Conclusions and policy implications

The current research concludes that rural farmers in the Khyber Pakhtunkhwa Province of Pakistan have used various livelihood strategies to respond to climate-induced natural catastrophes. The research findings show that farmers have allocated their labor to off-farm operations to support household food demand by obtaining additional money from other resources in the face of climate shocks such as floods, droughts, inadequate agricultural output, market failures, and price fluctuations. The ability to diversify different income sources is important for the livelihoods of poor rural households because they are more susceptible than urban families to seasonal and risk factors. Farm households must diversify to gain enough to satisfy their food and other subsistence demands. However, growing income sources are not always easy for the rural inhabitants due to labor market constraints; land market conditions; unavailability of natural resources; limited training or skills; lack of institutional support (that could help farm yield improvement and choice of more diversification options for livelihoods); and poor access to credit, extension, and climate risk information. The regression analysis reveals that gender is directly associated with both kinds of livelihood diversification, which means that men are more expanding sources of income than women since women are unable to work in agricultural production due to various cultural and religious barriers.
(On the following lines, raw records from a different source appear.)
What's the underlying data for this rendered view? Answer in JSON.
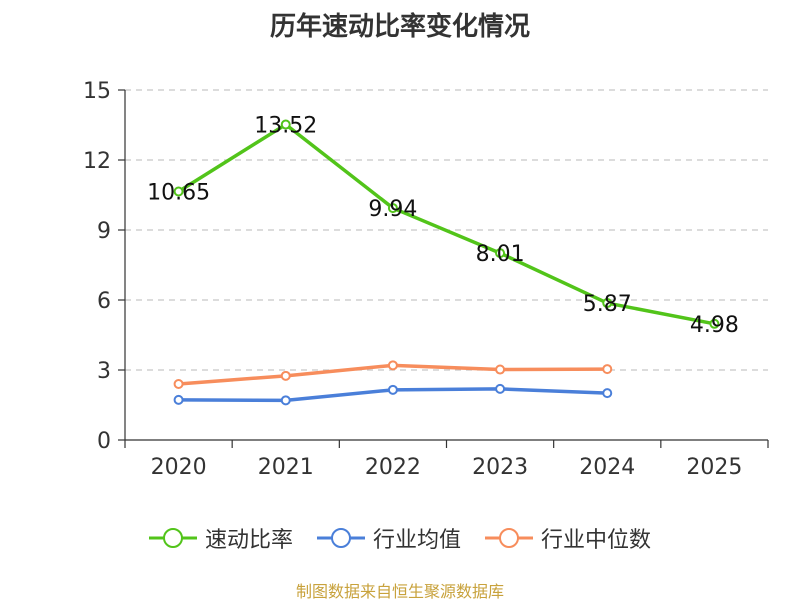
{
  "chart_data": {
    "type": "line",
    "title": "历年速动比率变化情况",
    "categories": [
      "2020",
      "2021",
      "2022",
      "2023",
      "2024",
      "2025"
    ],
    "y_ticks": [
      "0",
      "3",
      "6",
      "9",
      "12",
      "15"
    ],
    "ylim": [
      0,
      15
    ],
    "grid": true,
    "legend_position": "bottom",
    "series": [
      {
        "name": "速动比率",
        "color": "#52c41a",
        "values": [
          10.65,
          13.52,
          9.94,
          8.01,
          5.87,
          4.98
        ],
        "labels": [
          "10.65",
          "13.52",
          "9.94",
          "8.01",
          "5.87",
          "4.98"
        ]
      },
      {
        "name": "行业均值",
        "color": "#4a7fd9",
        "values": [
          1.72,
          1.7,
          2.15,
          2.19,
          2.01,
          null
        ]
      },
      {
        "name": "行业中位数",
        "color": "#f78d5c",
        "values": [
          2.4,
          2.75,
          3.2,
          3.02,
          3.04,
          null
        ]
      }
    ],
    "source": "制图数据来自恒生聚源数据库"
  }
}
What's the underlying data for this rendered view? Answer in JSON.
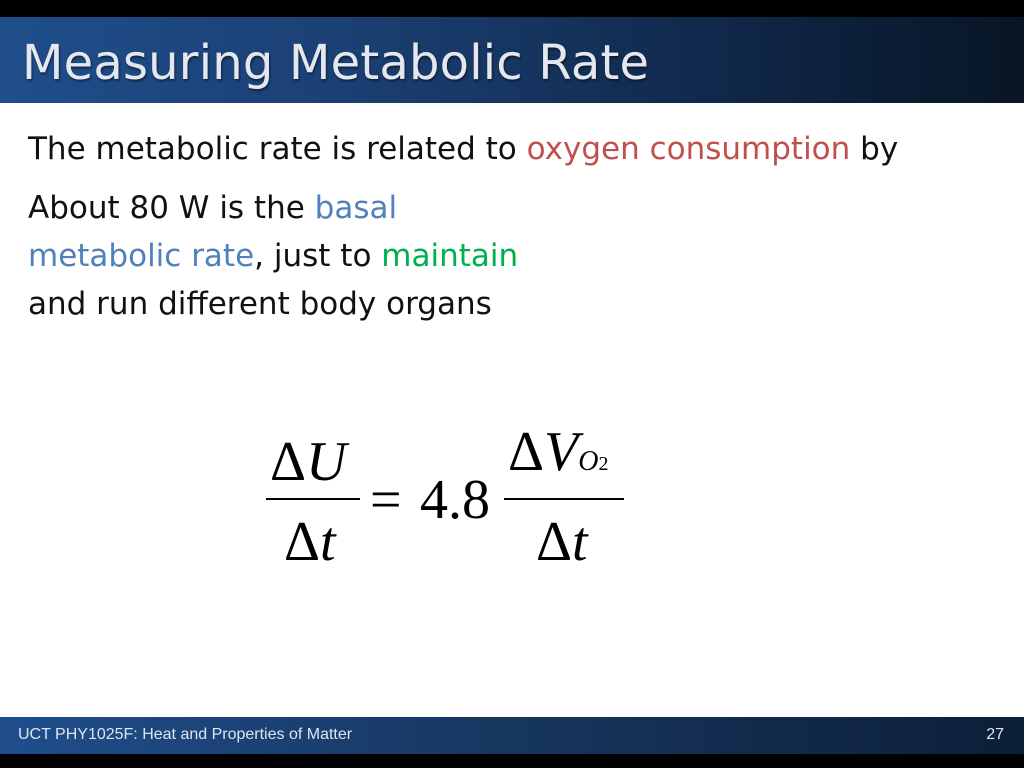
{
  "slide": {
    "title": "Measuring Metabolic Rate",
    "line1": {
      "pre": "The metabolic rate is related to ",
      "highlight": "oxygen consumption",
      "post": " by"
    },
    "line2": {
      "pre": "About 80 W is the ",
      "highlight": "basal"
    },
    "line3": {
      "highlight_blue": "metabolic rate",
      "mid": ", just to ",
      "highlight_green": "maintain"
    },
    "line4": "and run different body organs",
    "colors": {
      "red": "#c0504d",
      "blue": "#4f81bd",
      "green": "#00b050"
    }
  },
  "equation": {
    "lhs_num_delta": "Δ",
    "lhs_num_var": "U",
    "lhs_den_delta": "Δ",
    "lhs_den_var": "t",
    "equals": "=",
    "coefficient": "4.8",
    "rhs_num_delta": "Δ",
    "rhs_num_var": "V",
    "rhs_num_sub": "O",
    "rhs_num_subsub": "2",
    "rhs_den_delta": "Δ",
    "rhs_den_var": "t"
  },
  "footer": {
    "course": "UCT PHY1025F: Heat and Properties of Matter",
    "page": "27"
  }
}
Further deliberation on cultural challenges is beyond the scope of this study; however, it is an interesting avenue for future research. Similarly, older farmers prefer to concentrate on conventional farming rather than take opportunities to raise their income by participating in other non-farm activities to preserve their livelihood needs. On the other hand, young farmers would more likely to take chances and explore other ways to achieve the annual consumption of their household through the limited resources available to them. The large households would be better suited to expand their income sources, as they would have extra unemployed labor to pursue additional sources of income. Institutional factors such as access to credit, extension personnel, and cooperative membership are considered vital in order to effectively diversify rural livelihoods. The study findings further highlighted that rural farmers are at great risk of flooding and heavy precipitation, as it is destroying standing crops and fertile soil.
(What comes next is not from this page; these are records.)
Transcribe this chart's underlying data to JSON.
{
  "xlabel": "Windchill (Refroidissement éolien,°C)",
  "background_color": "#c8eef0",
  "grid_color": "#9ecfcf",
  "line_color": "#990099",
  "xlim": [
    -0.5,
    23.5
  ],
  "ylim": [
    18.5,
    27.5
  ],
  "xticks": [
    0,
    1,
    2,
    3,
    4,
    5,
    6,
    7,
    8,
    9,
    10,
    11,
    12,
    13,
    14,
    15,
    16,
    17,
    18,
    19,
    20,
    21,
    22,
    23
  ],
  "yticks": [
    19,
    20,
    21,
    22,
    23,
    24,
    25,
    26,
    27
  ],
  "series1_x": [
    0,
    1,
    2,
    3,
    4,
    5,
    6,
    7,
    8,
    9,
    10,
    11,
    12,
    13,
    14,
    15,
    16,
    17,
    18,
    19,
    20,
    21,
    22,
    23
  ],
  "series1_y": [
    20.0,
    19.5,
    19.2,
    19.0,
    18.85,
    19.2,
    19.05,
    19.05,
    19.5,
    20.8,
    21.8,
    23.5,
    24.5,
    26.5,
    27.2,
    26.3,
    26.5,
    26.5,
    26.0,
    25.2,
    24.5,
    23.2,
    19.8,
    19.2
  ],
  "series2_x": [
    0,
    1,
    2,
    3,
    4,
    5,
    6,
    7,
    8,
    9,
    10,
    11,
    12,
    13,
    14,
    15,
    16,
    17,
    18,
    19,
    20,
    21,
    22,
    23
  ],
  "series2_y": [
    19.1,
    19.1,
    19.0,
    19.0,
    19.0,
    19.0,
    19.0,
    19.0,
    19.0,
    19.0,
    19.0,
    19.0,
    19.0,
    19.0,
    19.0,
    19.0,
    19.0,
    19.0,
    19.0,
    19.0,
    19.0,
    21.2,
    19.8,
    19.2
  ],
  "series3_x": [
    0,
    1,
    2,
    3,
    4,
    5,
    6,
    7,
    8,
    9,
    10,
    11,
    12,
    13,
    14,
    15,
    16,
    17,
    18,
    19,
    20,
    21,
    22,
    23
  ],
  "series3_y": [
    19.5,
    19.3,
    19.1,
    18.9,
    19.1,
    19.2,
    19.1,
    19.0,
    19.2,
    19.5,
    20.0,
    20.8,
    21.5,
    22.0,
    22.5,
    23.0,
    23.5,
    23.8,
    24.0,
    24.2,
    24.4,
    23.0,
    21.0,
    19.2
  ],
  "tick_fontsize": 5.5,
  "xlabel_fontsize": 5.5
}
The survey concludes that it is important for farm-level diversification strategies to account for the social-demographic and institutional factors that impact rural households’ capacity to respond and adapt to climate uncertainties. The study recommends investing in education, especially higher education which would allow rural families to become active in off-farm livelihood diversification. Furthermore, lower interest credit and entrepreneurial skills will need to be addressed through the provision of adequate loans and entrepreneurship training before farmers pursue off-farm activities intending to generate additional income. Finally, there is a need to target uneducated and resource-restricted households through public policy to increase their capacity to engage in livelihood diversification.